Selective cation removal from gaseous polypeptide ions: proton vs. sodium ion abstraction via ion/ion reactions

Abstract

Doubly charged positive ions of the polypeptide bradykinin with an excess proton and sodium ion have been subjected to reactions with a perfluorocarbon anion, C8F15−, and with hexafluorophosphate, PF6−. The perfluorocarbon anion reacted exclusively by proton transfer to yield sodium cationized bradykinin with no evidence of adduct formation. Reaction with PF6−, yielded proton transfer, sodium ion transfer, and adduct products. Collisional activation studies of the adduct species showed both loss of NaPF6 and loss of HPF6. The relative proportions of these reaction channels were dependent upon ion activation conditions.

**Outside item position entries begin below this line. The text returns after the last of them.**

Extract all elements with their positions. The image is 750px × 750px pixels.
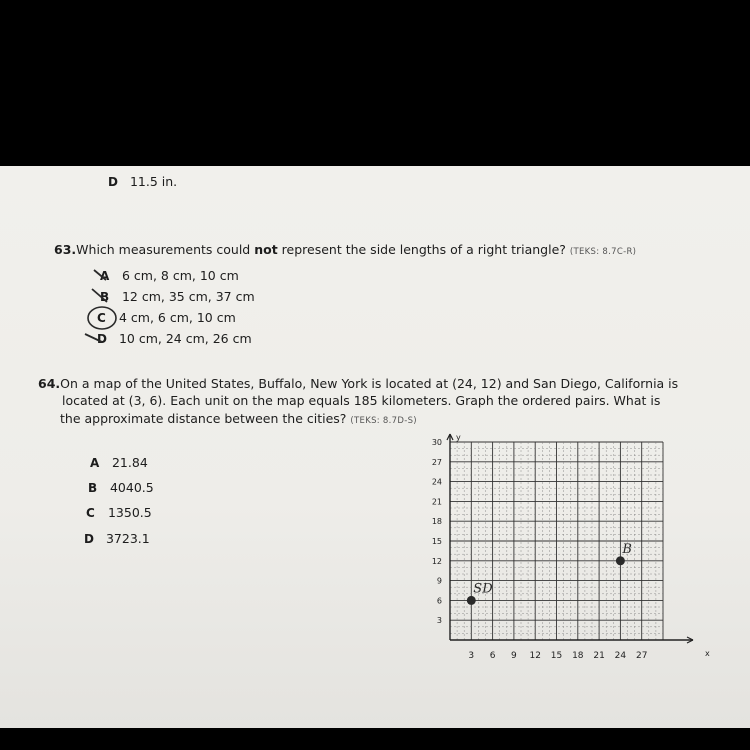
x-tick-label: 12 bbox=[529, 651, 541, 661]
q64-option-b[interactable] bbox=[88, 480, 154, 495]
question-63-stem bbox=[54, 242, 636, 257]
q64-option-b-text: 4040.5 bbox=[109, 480, 154, 495]
y-tick-label: 18 bbox=[431, 517, 442, 527]
x-tick-label: 24 bbox=[614, 651, 627, 661]
q63-option-c-text: 4 cm, 6 cm, 10 cm bbox=[118, 310, 236, 325]
x-tick-label: 27 bbox=[635, 651, 648, 661]
question-63-text-before: Which measurements could bbox=[76, 242, 255, 257]
q63-option-c-letter: C bbox=[97, 311, 106, 325]
y-tick-label: 3 bbox=[436, 616, 442, 626]
x-tick-label: 15 bbox=[550, 651, 563, 661]
x-axis-label: x bbox=[705, 649, 710, 658]
q63-option-d-text: 10 cm, 24 cm, 26 cm bbox=[118, 331, 252, 346]
y-tick-label: 9 bbox=[436, 576, 442, 586]
x-tick-label: 21 bbox=[593, 651, 605, 661]
q64-option-d-letter: D bbox=[84, 532, 94, 546]
plotted-point bbox=[616, 556, 625, 565]
q63-option-a-letter: A bbox=[100, 269, 110, 283]
q64-option-d[interactable] bbox=[84, 531, 150, 546]
question-64-text-line1: On a map of the United States, Buffalo, New York is located at (24, 12) and San Diego, California is bbox=[60, 376, 679, 391]
x-tick-label: 9 bbox=[511, 651, 517, 661]
q64-option-c[interactable] bbox=[86, 505, 152, 520]
question-63-teks: (TEKS: 8.7C-R) bbox=[569, 247, 637, 257]
question-64-text-line3: the approximate distance between the cities? bbox=[60, 411, 347, 426]
worksheet-page bbox=[0, 166, 750, 728]
q63-option-b-text: 12 cm, 35 cm, 37 cm bbox=[121, 289, 255, 304]
x-tick-label: 6 bbox=[489, 651, 496, 661]
question-64-teks: (TEKS: 8.7D-S) bbox=[350, 416, 417, 426]
y-tick-label: 21 bbox=[431, 497, 442, 507]
plotted-point bbox=[467, 596, 476, 605]
coordinate-grid[interactable] bbox=[410, 433, 710, 681]
question-63-text-bold: not bbox=[254, 242, 278, 257]
y-tick-label: 24 bbox=[431, 477, 442, 487]
question-64-line3 bbox=[60, 411, 417, 426]
question-64-number: 64. bbox=[38, 376, 61, 391]
y-tick-label: 15 bbox=[431, 537, 442, 546]
q64-option-b-letter: B bbox=[88, 481, 98, 495]
prev-answer-letter: D bbox=[108, 175, 118, 189]
q63-option-d-letter: D bbox=[97, 332, 107, 346]
q64-option-d-text: 3723.1 bbox=[105, 531, 150, 546]
prev-answer-d bbox=[108, 174, 177, 189]
point-handwritten-label: SD bbox=[473, 581, 493, 597]
y-tick-label: 6 bbox=[436, 596, 442, 606]
q63-pen-marks bbox=[80, 262, 140, 352]
x-tick-label: 18 bbox=[572, 651, 584, 661]
q64-option-a[interactable] bbox=[90, 455, 148, 470]
y-axis-label: y bbox=[456, 433, 461, 442]
x-tick-label: 3 bbox=[468, 651, 475, 661]
q63-option-a-text: 6 cm, 8 cm, 10 cm bbox=[121, 268, 239, 283]
point-handwritten-label: B bbox=[622, 541, 632, 557]
y-tick-label: 12 bbox=[431, 556, 442, 566]
q63-option-b-letter: B bbox=[100, 290, 110, 304]
question-63-text-after: represent the side lengths of a right triangle? bbox=[277, 242, 566, 257]
prev-answer-text: 11.5 in. bbox=[129, 174, 178, 189]
y-tick-label: 27 bbox=[431, 457, 442, 467]
strike-mark-b bbox=[92, 289, 107, 302]
question-64-line2: located at (3, 6). Each unit on the map equals 185 kilometers. Graph the ordered pairs. What is bbox=[62, 393, 661, 408]
question-63-number: 63. bbox=[54, 242, 77, 257]
q64-option-c-text: 1350.5 bbox=[107, 505, 152, 520]
q64-option-a-letter: A bbox=[90, 456, 100, 470]
q64-option-a-text: 21.84 bbox=[111, 455, 148, 470]
y-tick-label: 30 bbox=[431, 438, 442, 447]
q64-option-c-letter: C bbox=[86, 506, 95, 520]
strike-mark-a bbox=[94, 270, 106, 280]
circle-mark-c bbox=[88, 307, 116, 329]
strike-mark-d bbox=[85, 334, 102, 342]
question-64-line1 bbox=[38, 376, 678, 391]
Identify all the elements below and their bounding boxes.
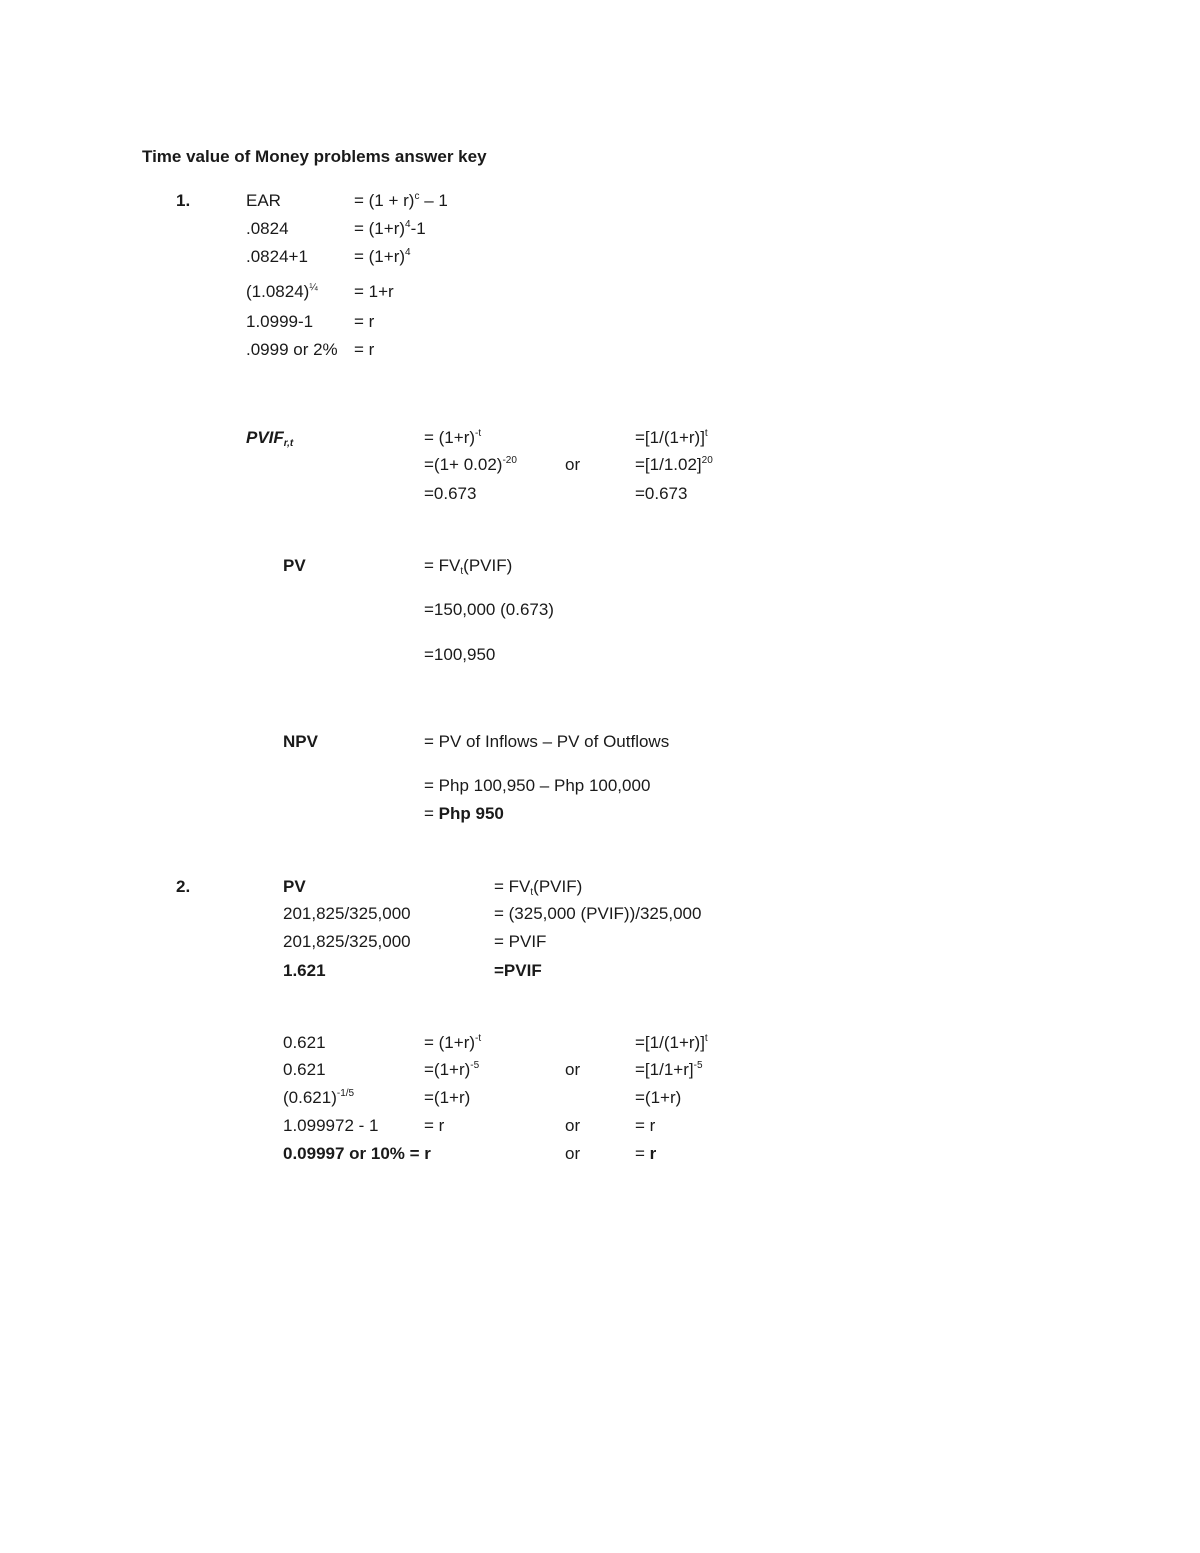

Collisional activation experiments in a quadrupole ion trap mass spectrometer showed evidence for at least two adduct ion structures that yield different relative contributions from NaPF6 and HPF6 loss. Loss of NaPF6 from the complex was favored under conditions that gave rise to relatively high dissociation rates. Calculations of the cation affinities and stabilities of various species relevant to these experiments suggest that proton transfer is much more thermodynamically favorable for the perfluorocarbon anion. The calculated ion affinities are also consistent with sodium ion transfer being competitive with proton transfer during reactions with PF6−. Calculation of the stabilities of model ion/ion reaction intermediate structures show that the intermediate containing the perfluorocarbon anion is much less strongly bound than that containing the PF6− ion. This difference likely underlies the observation that no adduct formation is observed with the perfluorocarbon ion whereas relatively extensive adduct formation is noted for PF6−.